After the collapse of Saddam Hussein's regime in Iraq, the U.S. Administrator, J. Paul Bremer, acting like a czar, decided to form a highly centralized government, which he assumed would allow him to run Iraq from Baghdad. He naively believed that he could turn Iraq not only into a stable state but also into a shining democracy. In contrast, Biden strongly urged for a government "based upon the principles of federalism" and advocated for a relatively weak central government with strong Sunni, Shiite, and Kurdish regional administrations. (A bill Biden introduced into the Senate in 2007 to this effect was passed 75 to 23, but ignored.)
Biden's approach had much more promise because it was based on the sociological and historical reality of Iraq. First of all, most citizens' loyalty and commitment was much stronger to their confessional and ethnic communities than to the Iraqi nation. Second, historically the small Sunni minority much suppressed and abused the Shia majority. Bremer plan -- a centralized democratic model -- meant ipso facto creating a tyranny of the majority, one that turned out to be very vengeful. The Maliki government increasingly is using the governments' powers not merely to deprive Sunnis and to support death squads. If the Sunnis had been given a considerable measure of authority in the provinces where they are the majority, they would have been much better able to govern and protect themselves from retaliatory abuses.
The best evidence in favor of this argument is that, unlike the Sunnis, the Kurds were granted a considerable measure of autonomy, including the ability to defend themselves with their own militia -- and their regions were and are the only part of Iraq that is peaceful. There were next to no American and very few Iraqi casualties in Kurdish-majority areas for the last 12 years -- while more than 6,700 Americans and at least 100,000 Iraqis were killed in the other parts of the country.
Regarding Afghanistan, Biden argued repeatedly that nation-building in such a country was hopeless. And, he pointed out that that Taliban did not threaten America; al Qaeda did. The United States could beat al Qaeda with a small number of Special Operations troops on the ground supported by a drone-dominated campaign from the air, while working with local groups.
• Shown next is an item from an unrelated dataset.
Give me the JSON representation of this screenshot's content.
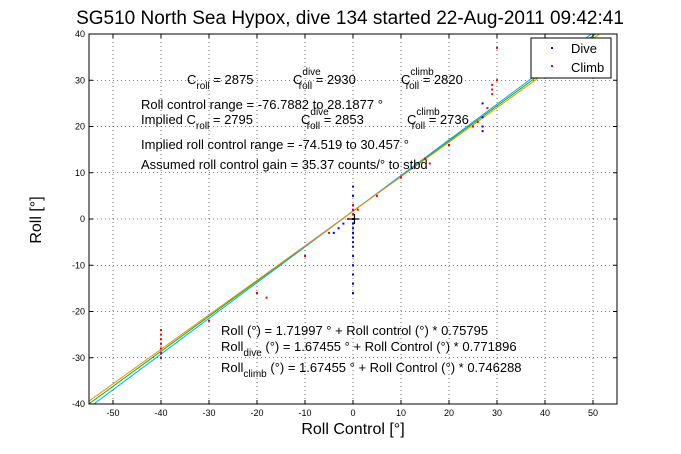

Hence Biden opposed the surge.
It is impossible to prove an alternative history, what would have happened had Biden's Boots Off the Ground strategy been followed. One can, though, note that the Taliban were defeated quickly by a Biden-like approach in 2001 when the initial invasion took place. The main fighting was carried out by local groups, particularly the Northern Alliance, who were aided by some American firepower, air power and CIA operatives. Moreover, in the years that followed, large American conventional forces were found again and again to be particularly unsuited to war against insurgents, who, unlike conventional military forces, wear civilian clothing, hide in homes, and sneak across the border into Pakistan. Further, According to Bing West, the former Assistant Secretary of Defense for International Security Affairs, 65 percent of al Qaeda operatives killed in Afghanistan were killed by Special Ops, CIA operatives, and drones--and rather few by the much larger conventional forces. And nation-building -- costing a half-trillion dollars -- accomplished very little.
Finally, trying to run Afghanistan from Kabul, relying on a government the U.S. fostered, proved counterproductive in a country in which tribal allegiances are even stronger than they are in Iraq.
In short, Biden seems to have been right on both counts. By contrast, Gates, who supported the Pentagon's counterinsurgency strategy centered around large numbers of conventional troops coupled with nation-building, was dead wrong.